The company found itself back in the news when former engineer Susan Fowler Rigetti posted a blog entry describing “an organization in complete, unrelenting chaos.” She said she quit Uber after a year of ongoing harassment, including propositions from her original boss. She also insisted that efforts to address her concerns with Uber’s human resources department were rebuffed. Rigetti noted that the share of women in the company’s engineering department fell from 25% to 6% during her tenure.

Uber responded by ordering an investigation into the charges. Among those assigned to the effort, it said, would be Arianna Huffington, an Uber board member, as well as former U.S. Attorney-General Eric Holder.

Former U.S. Attorney General Holder is investigation sexual harassment claims at Uber.

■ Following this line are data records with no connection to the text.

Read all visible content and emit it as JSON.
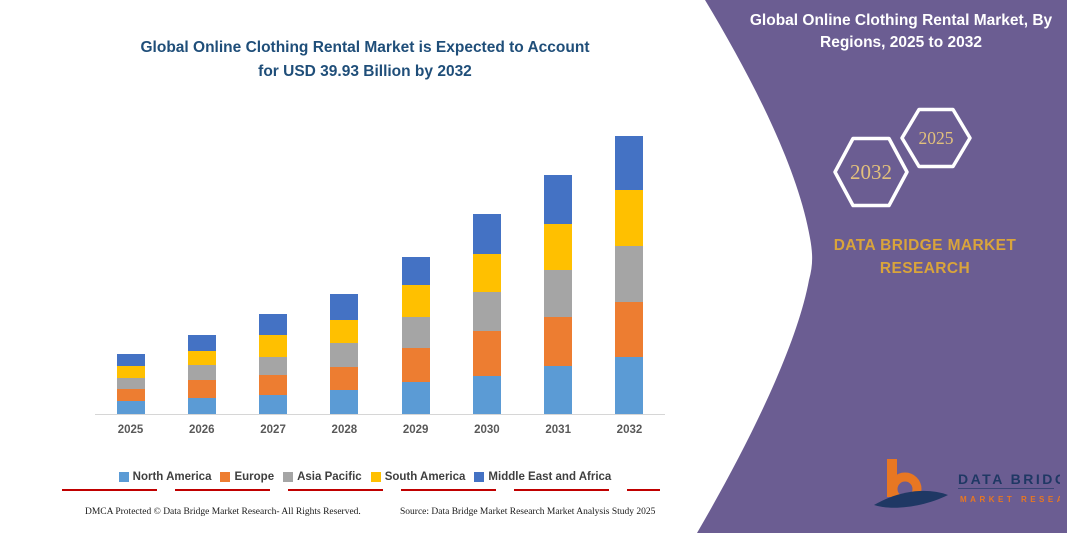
{
  "chart": {
    "title_line1": "Global Online Clothing Rental Market is Expected to Account",
    "title_line2": "for USD 39.93 Billion by 2032",
    "title_color": "#1F4E79"
  },
  "chart_data": {
    "type": "bar",
    "stacked": true,
    "title": "Global Online Clothing Rental Market is Expected to Account for USD 39.93 Billion by 2032",
    "units": "USD Billion",
    "categories": [
      "2025",
      "2026",
      "2027",
      "2028",
      "2029",
      "2030",
      "2031",
      "2032"
    ],
    "series": [
      {
        "name": "North America",
        "color": "#5B9BD5",
        "values": [
          1.87,
          2.26,
          2.73,
          3.45,
          4.64,
          5.51,
          6.86,
          8.15
        ]
      },
      {
        "name": "Europe",
        "color": "#ED7D31",
        "values": [
          1.73,
          2.63,
          2.88,
          3.35,
          4.79,
          6.47,
          7.05,
          8.01
        ]
      },
      {
        "name": "Asia Pacific",
        "color": "#A5A5A5",
        "values": [
          1.54,
          2.2,
          2.63,
          3.45,
          4.56,
          5.51,
          6.71,
          7.95
        ]
      },
      {
        "name": "South America",
        "color": "#FFC000",
        "values": [
          1.77,
          2.01,
          3.12,
          3.26,
          4.56,
          5.51,
          6.71,
          8.01
        ]
      },
      {
        "name": "Middle East and Africa",
        "color": "#4472C4",
        "values": [
          1.73,
          2.3,
          3.02,
          3.74,
          3.98,
          5.71,
          6.94,
          7.81
        ]
      }
    ],
    "totals": [
      8.64,
      11.4,
      14.38,
      17.25,
      22.53,
      28.71,
      34.27,
      39.93
    ],
    "xlabel": "",
    "ylabel": "",
    "ylim": [
      0,
      39.93
    ],
    "y_axis_shown": false,
    "grid": false,
    "legend_position": "bottom",
    "note": "segment values estimated from bar heights; 2032 total stated as USD 39.93 Billion"
  },
  "footer": {
    "left": "DMCA Protected © Data Bridge Market Research-  All Rights Reserved.",
    "right": "Source: Data Bridge Market Research  Market Analysis Study 2025"
  },
  "panel": {
    "bg_color": "#6B5D92",
    "title": "Global Online Clothing Rental Market, By Regions, 2025 to 2032",
    "hexagons": [
      {
        "label": "2032"
      },
      {
        "label": "2025"
      }
    ],
    "brand_line1": "DATA BRIDGE MARKET",
    "brand_line2": "RESEARCH",
    "gold_color": "#D9A43B",
    "hex_text_color": "#E2C07C",
    "logo": {
      "text_top": "DATA BRIDGE",
      "text_bottom": "MARKET RESEARCH",
      "orange": "#E87722",
      "navy": "#1F3864"
    }
  }
}
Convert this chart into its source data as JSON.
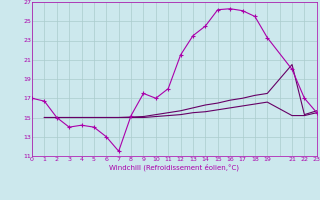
{
  "background_color": "#cce8ed",
  "grid_color": "#aacccc",
  "line_color": "#aa00aa",
  "line_color2": "#660066",
  "xlim": [
    0,
    23
  ],
  "ylim": [
    11,
    27
  ],
  "xtick_labels": [
    "0",
    "1",
    "2",
    "3",
    "4",
    "5",
    "6",
    "7",
    "8",
    "9",
    "10",
    "11",
    "12",
    "13",
    "14",
    "15",
    "16",
    "17",
    "18",
    "19",
    " ",
    "21",
    "22",
    "23"
  ],
  "xtick_vals": [
    0,
    1,
    2,
    3,
    4,
    5,
    6,
    7,
    8,
    9,
    10,
    11,
    12,
    13,
    14,
    15,
    16,
    17,
    18,
    19,
    20,
    21,
    22,
    23
  ],
  "yticks": [
    11,
    13,
    15,
    17,
    19,
    21,
    23,
    25,
    27
  ],
  "xlabel": "Windchill (Refroidissement éolien,°C)",
  "series_main_x": [
    0,
    1,
    2,
    3,
    4,
    5,
    6,
    7,
    8,
    9,
    10,
    11,
    12,
    13,
    14,
    15,
    16,
    17,
    18,
    19,
    21,
    22,
    23
  ],
  "series_main_y": [
    17.0,
    16.7,
    15.0,
    14.0,
    14.2,
    14.0,
    13.0,
    11.5,
    15.2,
    17.5,
    17.0,
    18.0,
    21.5,
    23.5,
    24.5,
    26.2,
    26.3,
    26.1,
    25.5,
    23.3,
    20.0,
    17.0,
    15.5
  ],
  "series_line1_x": [
    1,
    2,
    3,
    4,
    5,
    6,
    7,
    9,
    10,
    11,
    12,
    13,
    14,
    15,
    16,
    17,
    18,
    19,
    21,
    22,
    23
  ],
  "series_line1_y": [
    15.0,
    15.0,
    15.0,
    15.0,
    15.0,
    15.0,
    15.0,
    15.1,
    15.3,
    15.5,
    15.7,
    16.0,
    16.3,
    16.5,
    16.8,
    17.0,
    17.3,
    17.5,
    20.5,
    15.3,
    15.7
  ],
  "series_line2_x": [
    1,
    2,
    3,
    4,
    5,
    6,
    7,
    8,
    9,
    10,
    11,
    12,
    13,
    14,
    15,
    16,
    17,
    18,
    19,
    21,
    22,
    23
  ],
  "series_line2_y": [
    15.0,
    15.0,
    15.0,
    15.0,
    15.0,
    15.0,
    15.0,
    15.0,
    15.0,
    15.1,
    15.2,
    15.3,
    15.5,
    15.6,
    15.8,
    16.0,
    16.2,
    16.4,
    16.6,
    15.2,
    15.2,
    15.5
  ]
}
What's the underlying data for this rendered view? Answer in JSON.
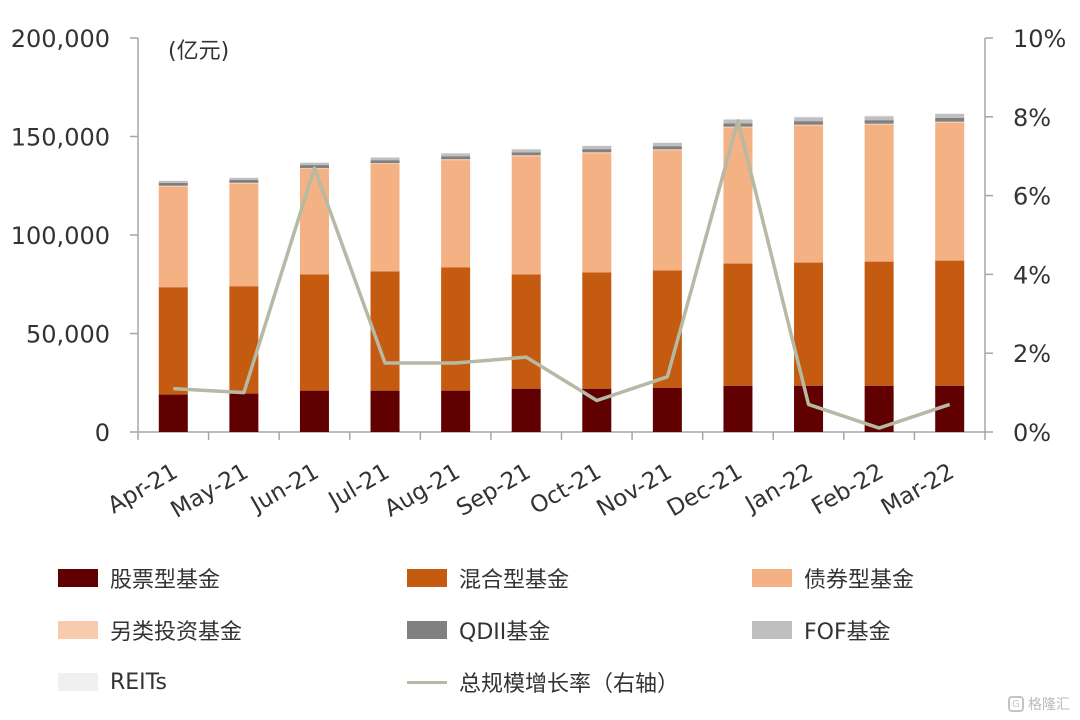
{
  "chart_data": {
    "type": "bar",
    "unit_label": "(亿元)",
    "categories": [
      "Apr-21",
      "May-21",
      "Jun-21",
      "Jul-21",
      "Aug-21",
      "Sep-21",
      "Oct-21",
      "Nov-21",
      "Dec-21",
      "Jan-22",
      "Feb-22",
      "Mar-22"
    ],
    "y_left": {
      "ylim": [
        0,
        200000
      ],
      "ticks": [
        "0",
        "50,000",
        "100,000",
        "150,000",
        "200,000"
      ]
    },
    "y_right": {
      "ylim": [
        0,
        10
      ],
      "ticks": [
        "0%",
        "2%",
        "4%",
        "6%",
        "8%",
        "10%"
      ]
    },
    "series": [
      {
        "name": "股票型基金",
        "kind": "bar",
        "color": "#600000",
        "values": [
          19000,
          19500,
          21000,
          21000,
          21000,
          22000,
          22000,
          22500,
          23500,
          23500,
          23500,
          23500
        ]
      },
      {
        "name": "混合型基金",
        "kind": "bar",
        "color": "#c55a11",
        "values": [
          54500,
          54500,
          59000,
          60500,
          62500,
          58000,
          59000,
          59500,
          62000,
          62500,
          63000,
          63500
        ]
      },
      {
        "name": "债券型基金",
        "kind": "bar",
        "color": "#f4b183",
        "values": [
          51000,
          52000,
          53500,
          54500,
          54500,
          60000,
          60500,
          61000,
          69000,
          69500,
          69500,
          70000
        ]
      },
      {
        "name": "另类投资基金",
        "kind": "bar",
        "color": "#f8cbad",
        "values": [
          500,
          500,
          500,
          500,
          500,
          500,
          500,
          500,
          500,
          500,
          500,
          500
        ]
      },
      {
        "name": "QDII基金",
        "kind": "bar",
        "color": "#808080",
        "values": [
          1500,
          1500,
          1500,
          1500,
          1500,
          1500,
          1600,
          1600,
          1700,
          1800,
          1800,
          1900
        ]
      },
      {
        "name": "FOF基金",
        "kind": "bar",
        "color": "#bfbfbf",
        "values": [
          1000,
          1000,
          1200,
          1300,
          1400,
          1500,
          1600,
          1700,
          1900,
          2000,
          2000,
          2100
        ]
      },
      {
        "name": "REITs",
        "kind": "bar",
        "color": "#f0f0f0",
        "values": [
          0,
          0,
          300,
          300,
          300,
          300,
          300,
          300,
          400,
          400,
          400,
          400
        ]
      },
      {
        "name": "总规模增长率（右轴）",
        "kind": "line",
        "color": "#b6b9a4",
        "values": [
          1.1,
          1.0,
          6.7,
          1.75,
          1.75,
          1.9,
          0.8,
          1.4,
          7.9,
          0.7,
          0.1,
          0.7
        ]
      }
    ]
  },
  "legend": [
    {
      "label": "股票型基金",
      "color": "#600000",
      "kind": "bar"
    },
    {
      "label": "混合型基金",
      "color": "#c55a11",
      "kind": "bar"
    },
    {
      "label": "债券型基金",
      "color": "#f4b183",
      "kind": "bar"
    },
    {
      "label": "另类投资基金",
      "color": "#f8cbad",
      "kind": "bar"
    },
    {
      "label": "QDII基金",
      "color": "#808080",
      "kind": "bar"
    },
    {
      "label": "FOF基金",
      "color": "#bfbfbf",
      "kind": "bar"
    },
    {
      "label": "REITs",
      "color": "#f0f0f0",
      "kind": "bar"
    },
    {
      "label": "总规模增长率（右轴）",
      "color": "#b6b9a4",
      "kind": "line"
    }
  ],
  "watermark": {
    "text": "格隆汇",
    "icon": "G"
  }
}
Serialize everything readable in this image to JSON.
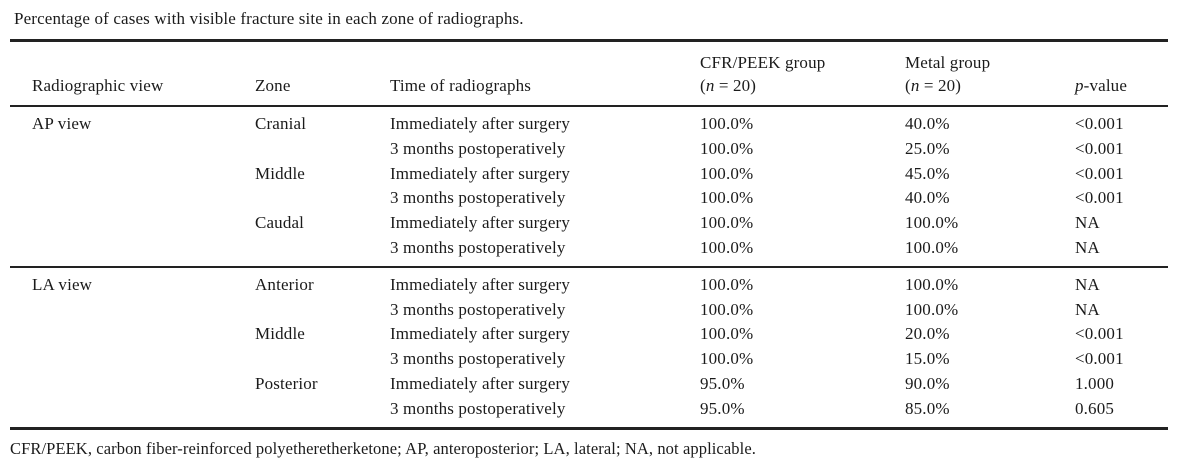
{
  "caption": "Percentage of cases with visible fracture site in each zone of radiographs.",
  "table": {
    "columns": {
      "view": "Radiographic view",
      "zone": "Zone",
      "time": "Time of radiographs",
      "cfr_group": "CFR/PEEK group",
      "metal_group": "Metal group",
      "n_prefix": "(",
      "n_symbol": "n",
      "n_suffix": " = 20)",
      "p_symbol": "p",
      "p_suffix": "-value"
    },
    "rows": [
      {
        "view": "AP view",
        "zone": "Cranial",
        "time": "Immediately after surgery",
        "cfr_peek": "100.0%",
        "metal": "40.0%",
        "p_value": "<0.001"
      },
      {
        "view": "",
        "zone": "",
        "time": "3 months postoperatively",
        "cfr_peek": "100.0%",
        "metal": "25.0%",
        "p_value": "<0.001"
      },
      {
        "view": "",
        "zone": "Middle",
        "time": "Immediately after surgery",
        "cfr_peek": "100.0%",
        "metal": "45.0%",
        "p_value": "<0.001"
      },
      {
        "view": "",
        "zone": "",
        "time": "3 months postoperatively",
        "cfr_peek": "100.0%",
        "metal": "40.0%",
        "p_value": "<0.001"
      },
      {
        "view": "",
        "zone": "Caudal",
        "time": "Immediately after surgery",
        "cfr_peek": "100.0%",
        "metal": "100.0%",
        "p_value": "NA"
      },
      {
        "view": "",
        "zone": "",
        "time": "3 months postoperatively",
        "cfr_peek": "100.0%",
        "metal": "100.0%",
        "p_value": "NA"
      },
      {
        "view": "LA view",
        "zone": "Anterior",
        "time": "Immediately after surgery",
        "cfr_peek": "100.0%",
        "metal": "100.0%",
        "p_value": "NA"
      },
      {
        "view": "",
        "zone": "",
        "time": "3 months postoperatively",
        "cfr_peek": "100.0%",
        "metal": "100.0%",
        "p_value": "NA"
      },
      {
        "view": "",
        "zone": "Middle",
        "time": "Immediately after surgery",
        "cfr_peek": "100.0%",
        "metal": "20.0%",
        "p_value": "<0.001"
      },
      {
        "view": "",
        "zone": "",
        "time": "3 months postoperatively",
        "cfr_peek": "100.0%",
        "metal": "15.0%",
        "p_value": "<0.001"
      },
      {
        "view": "",
        "zone": "Posterior",
        "time": "Immediately after surgery",
        "cfr_peek": "95.0%",
        "metal": "90.0%",
        "p_value": "1.000"
      },
      {
        "view": "",
        "zone": "",
        "time": "3 months postoperatively",
        "cfr_peek": "95.0%",
        "metal": "85.0%",
        "p_value": "0.605"
      }
    ]
  },
  "footnote": "CFR/PEEK, carbon fiber-reinforced polyetheretherketone; AP, anteroposterior; LA, lateral; NA, not applicable."
}
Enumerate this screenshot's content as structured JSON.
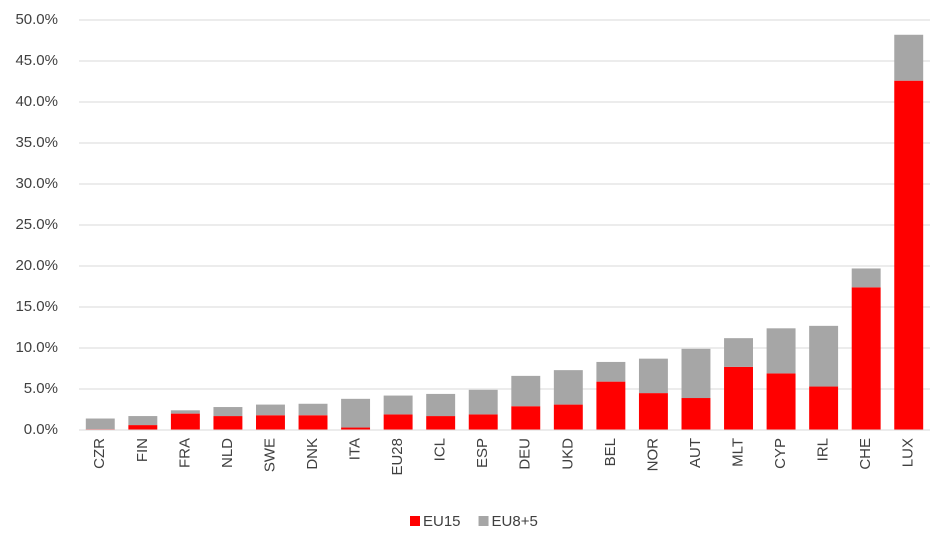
{
  "chart_data": {
    "type": "stacked_bar",
    "categories": [
      "CZR",
      "FIN",
      "FRA",
      "NLD",
      "SWE",
      "DNK",
      "ITA",
      "EU28",
      "ICL",
      "ESP",
      "DEU",
      "UKD",
      "BEL",
      "NOR",
      "AUT",
      "MLT",
      "CYP",
      "IRL",
      "CHE",
      "LUX"
    ],
    "series": [
      {
        "name": "EU15",
        "color": "#ff0000",
        "values": [
          0.1,
          0.6,
          2.0,
          1.7,
          1.8,
          1.8,
          0.3,
          1.9,
          1.7,
          1.9,
          2.9,
          3.1,
          5.9,
          4.5,
          3.9,
          7.7,
          6.9,
          5.3,
          17.4,
          42.6
        ]
      },
      {
        "name": "EU8+5",
        "color": "#a6a6a6",
        "values": [
          1.3,
          1.1,
          0.4,
          1.1,
          1.3,
          1.4,
          3.5,
          2.3,
          2.7,
          3.0,
          3.7,
          4.2,
          2.4,
          4.2,
          6.0,
          3.5,
          5.5,
          7.4,
          2.3,
          5.6
        ]
      }
    ],
    "ylim": [
      0,
      50
    ],
    "yticks": [
      {
        "value": 0,
        "label": "0.0%"
      },
      {
        "value": 5,
        "label": "5.0%"
      },
      {
        "value": 10,
        "label": "10.0%"
      },
      {
        "value": 15,
        "label": "15.0%"
      },
      {
        "value": 20,
        "label": "20.0%"
      },
      {
        "value": 25,
        "label": "25.0%"
      },
      {
        "value": 30,
        "label": "30.0%"
      },
      {
        "value": 35,
        "label": "35.0%"
      },
      {
        "value": 40,
        "label": "40.0%"
      },
      {
        "value": 45,
        "label": "45.0%"
      },
      {
        "value": 50,
        "label": "50.0%"
      }
    ],
    "grid": true,
    "legend": "bottom"
  }
}
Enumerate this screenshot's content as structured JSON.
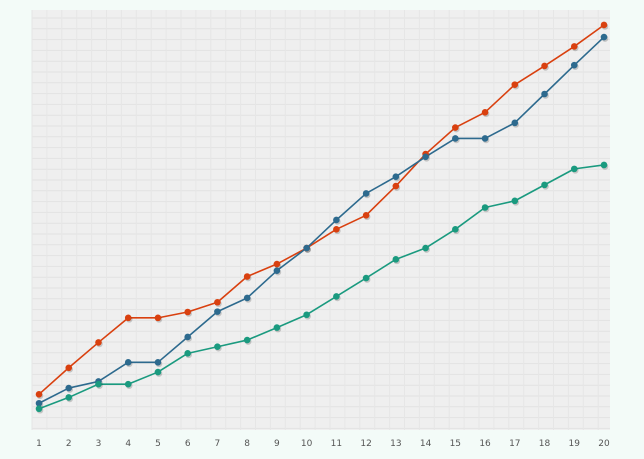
{
  "chart_data": {
    "type": "line",
    "title": "",
    "xlabel": "",
    "ylabel": "",
    "x": [
      1,
      2,
      3,
      4,
      5,
      6,
      7,
      8,
      9,
      10,
      11,
      12,
      13,
      14,
      15,
      16,
      17,
      18,
      19,
      20
    ],
    "ylim": [
      0,
      100
    ],
    "grid": true,
    "legend": "none",
    "series": [
      {
        "color": "#d9400f",
        "values": [
          3.0,
          9.8,
          16.3,
          22.6,
          22.6,
          24.1,
          26.6,
          33.2,
          36.4,
          40.5,
          45.3,
          48.9,
          56.4,
          64.6,
          71.4,
          75.3,
          82.4,
          87.2,
          92.2,
          97.7
        ]
      },
      {
        "color": "#2d6a8e",
        "values": [
          0.7,
          4.6,
          6.3,
          11.2,
          11.2,
          17.7,
          24.2,
          27.7,
          34.7,
          40.5,
          47.7,
          54.5,
          58.8,
          63.9,
          68.6,
          68.6,
          72.6,
          80.0,
          87.4,
          94.6
        ]
      },
      {
        "color": "#1a9a7f",
        "values": [
          -0.7,
          2.2,
          5.6,
          5.6,
          8.7,
          13.5,
          15.2,
          16.9,
          20.1,
          23.4,
          28.1,
          32.8,
          37.6,
          40.5,
          45.3,
          50.9,
          52.6,
          56.7,
          60.8,
          61.8
        ]
      }
    ]
  }
}
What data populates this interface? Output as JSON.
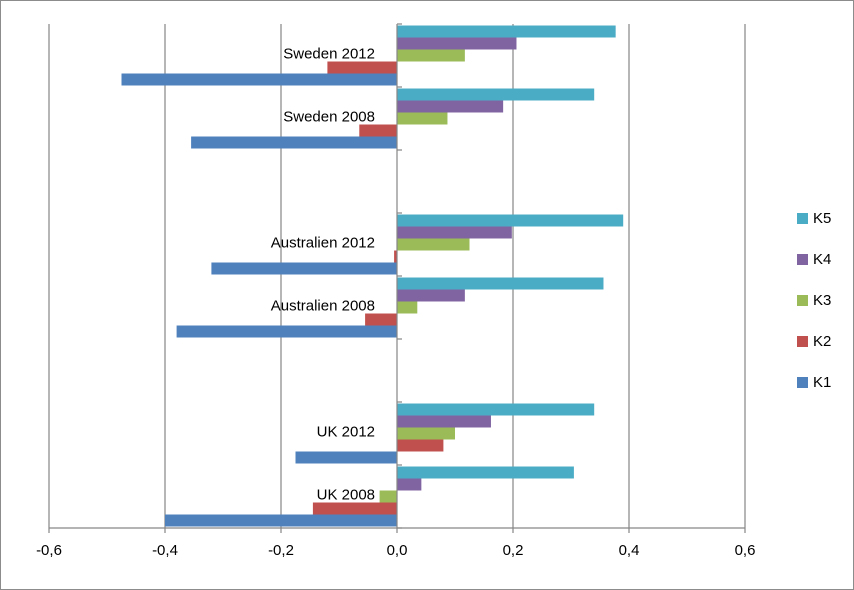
{
  "chart_data": {
    "type": "bar",
    "orientation": "horizontal",
    "title": "",
    "xlabel": "",
    "ylabel": "",
    "xlim": [
      -0.6,
      0.6
    ],
    "x_ticks": [
      -0.6,
      -0.4,
      -0.2,
      0.0,
      0.2,
      0.4,
      0.6
    ],
    "x_tick_labels": [
      "-0,6",
      "-0,4",
      "-0,2",
      "0,0",
      "0,2",
      "0,4",
      "0,6"
    ],
    "grid": "vertical major gridlines",
    "legend_position": "right",
    "categories": [
      "UK 2008",
      "UK 2012",
      "",
      "Australien 2008",
      "Australien 2012",
      "",
      "Sweden 2008",
      "Sweden 2012"
    ],
    "series": [
      {
        "name": "K1",
        "color": "#4f81bd",
        "values": [
          -0.4,
          -0.175,
          null,
          -0.38,
          -0.32,
          null,
          -0.355,
          -0.475
        ]
      },
      {
        "name": "K2",
        "color": "#c0504d",
        "values": [
          -0.145,
          0.08,
          null,
          -0.055,
          -0.005,
          null,
          -0.065,
          -0.12
        ]
      },
      {
        "name": "K3",
        "color": "#9bbb59",
        "values": [
          -0.03,
          0.1,
          null,
          0.035,
          0.125,
          null,
          0.087,
          0.117
        ]
      },
      {
        "name": "K4",
        "color": "#8064a2",
        "values": [
          0.042,
          0.162,
          null,
          0.117,
          0.198,
          null,
          0.183,
          0.206
        ]
      },
      {
        "name": "K5",
        "color": "#4bacc6",
        "values": [
          0.305,
          0.34,
          null,
          0.356,
          0.39,
          null,
          0.34,
          0.377
        ]
      }
    ]
  }
}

But despite the move, investors, analysts and customers have remained skeptical. The #DeleteUber campaign has geared up again. And, in another embarrassing move, it was revealed that the company sent e-mail responses to some customers quitting the service telling them it was “hurting.”

Even as the investigation got underway, things got more messy for Uber, the company on Tuesday revealing it had asked its new engineering chief, Amit Singhal, to leave. Singhal reportedly failed to reveal that he had left his prior position at Uber due to a sexual harassment charge – something he denied in his own Twitter post.

(For more on that setback to Uber, Click Here.)

Critics contend Uber needs to get past what has been described as a “baller culture,” a term used to describe an environment in which pampered former athletes behave in an overly macho way. That driven behavior may have helped Uber grow rapidly to become the country’s largest ride-sharing service, but it is now threatening to bring the company down, critics have warned.

“Now the company’s horrific culture has been exposed in terms that may cause an acceleration in the #DeleteUber campaign,” Roger McNamee, founding partner at venture capital firm Elevation Partners, warned this week.